Curly. No question about it.


----------



## Robert Hudson (Feb 5, 2004)

What about Curly Joe? Here's a question for you... which were actual brothers, and which one lived the longest?


----------



## Dave_Discus (Oct 16, 2006)

Moe and Curly were brothers....Moe lived longer cuz curly stroked out at 
a reasonably young age. Curly was the man. They say people in public
would come up and abuse Curly in ....slapping...nose tweaking...
HE DIDN'T LIKE IT.


----------



## Robert Hudson (Feb 5, 2004)

Its amazing to me that young people still know who the three stooges are. Is it still being shown on TV?


----------



## RoseHawke (Jan 4, 2005)

frugalfish said:


> woop, woop, woop, woop, woop, nyah, nyah, a wise guy eh?

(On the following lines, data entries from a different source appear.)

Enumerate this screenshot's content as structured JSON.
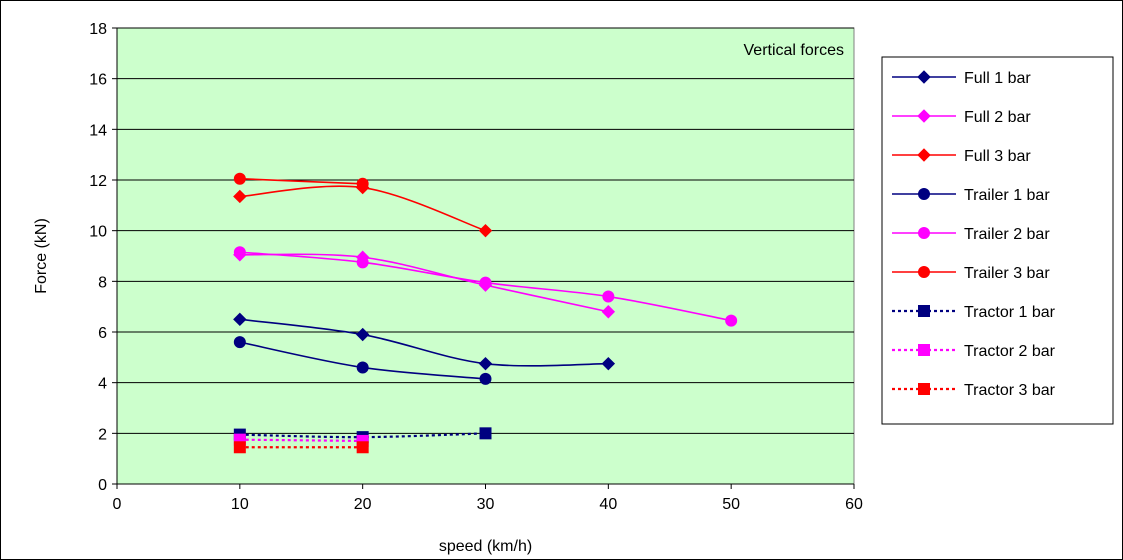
{
  "chart_data": {
    "type": "line",
    "annotation": "Vertical forces",
    "xlabel": "speed (km/h)",
    "ylabel": "Force (kN)",
    "xlim": [
      0,
      60
    ],
    "ylim": [
      0,
      18
    ],
    "xticks": [
      0,
      10,
      20,
      30,
      40,
      50,
      60
    ],
    "yticks": [
      0,
      2,
      4,
      6,
      8,
      10,
      12,
      14,
      16,
      18
    ],
    "grid": "horizontal",
    "plot_background": "#ccffcc",
    "legend_position": "right",
    "series": [
      {
        "name": "Full 1 bar",
        "color": "#000080",
        "marker": "diamond",
        "dash": "solid",
        "points": [
          [
            10,
            6.5
          ],
          [
            20,
            5.9
          ],
          [
            30,
            4.75
          ],
          [
            40,
            4.75
          ]
        ]
      },
      {
        "name": "Full 2 bar",
        "color": "#ff00ff",
        "marker": "diamond",
        "dash": "solid",
        "points": [
          [
            10,
            9.05
          ],
          [
            20,
            8.95
          ],
          [
            30,
            7.85
          ],
          [
            40,
            6.8
          ]
        ]
      },
      {
        "name": "Full 3 bar",
        "color": "#ff0000",
        "marker": "diamond",
        "dash": "solid",
        "points": [
          [
            10,
            11.35
          ],
          [
            20,
            11.7
          ],
          [
            30,
            10.0
          ]
        ]
      },
      {
        "name": "Trailer 1 bar",
        "color": "#000080",
        "marker": "circle",
        "dash": "solid",
        "points": [
          [
            10,
            5.6
          ],
          [
            20,
            4.6
          ],
          [
            30,
            4.15
          ]
        ]
      },
      {
        "name": "Trailer 2 bar",
        "color": "#ff00ff",
        "marker": "circle",
        "dash": "solid",
        "points": [
          [
            10,
            9.15
          ],
          [
            20,
            8.75
          ],
          [
            30,
            7.95
          ],
          [
            40,
            7.4
          ],
          [
            50,
            6.45
          ]
        ]
      },
      {
        "name": "Trailer 3 bar",
        "color": "#ff0000",
        "marker": "circle",
        "dash": "solid",
        "points": [
          [
            10,
            12.05
          ],
          [
            20,
            11.85
          ]
        ]
      },
      {
        "name": "Tractor 1 bar",
        "color": "#000080",
        "marker": "square",
        "dash": "dotted",
        "points": [
          [
            10,
            1.95
          ],
          [
            20,
            1.85
          ],
          [
            30,
            2.0
          ]
        ]
      },
      {
        "name": "Tractor 2 bar",
        "color": "#ff00ff",
        "marker": "square",
        "dash": "dotted",
        "points": [
          [
            10,
            1.75
          ],
          [
            20,
            1.7
          ]
        ]
      },
      {
        "name": "Tractor 3 bar",
        "color": "#ff0000",
        "marker": "square",
        "dash": "dotted",
        "points": [
          [
            10,
            1.45
          ],
          [
            20,
            1.45
          ]
        ]
      }
    ]
  }
}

Hey, I thought it was "nyuk, nyuk, nyuk?"


----------



## Blacksunshine (Aug 11, 2006)

lol Curly. Shemp always seemed out of place.


----------



## dennis (Mar 1, 2004)

Curly definately!!! Shemp was ok but I never liked Joe.


----------



## Cavan Allen (Jul 22, 2004)

I definitely prefer Curly but can handle Shemp fine. Curly Joe is just sad. 

Yes, it's still on TV. I believe it's on Spike.


----------



## jmanrow (Sep 10, 2006)

Moe, Shemp, and Larry were the original Stooges. Moe, Curly, and Shemp Howard were brothers. When Curly had a stroke and could no longer work, Shemp rejoined the Stooges. After Shemp's death, Joe Besser joined Moe & Larry. the last Stooge to work with Moe & Larry was Curly Joe. After the Death of Larry Fine in 1975, Moe died shortly afterwards. Curly-Joe Derita was the last to die in 1993. 
The Three Stooges Official Website


----------



## jmanrow (Sep 10, 2006)

If you get a chance, rent the movie "The Three Stooges" (2000). It is a very well-acted biography of the Stooges' career and lives. The Three Stooges (2000) (TV)


----------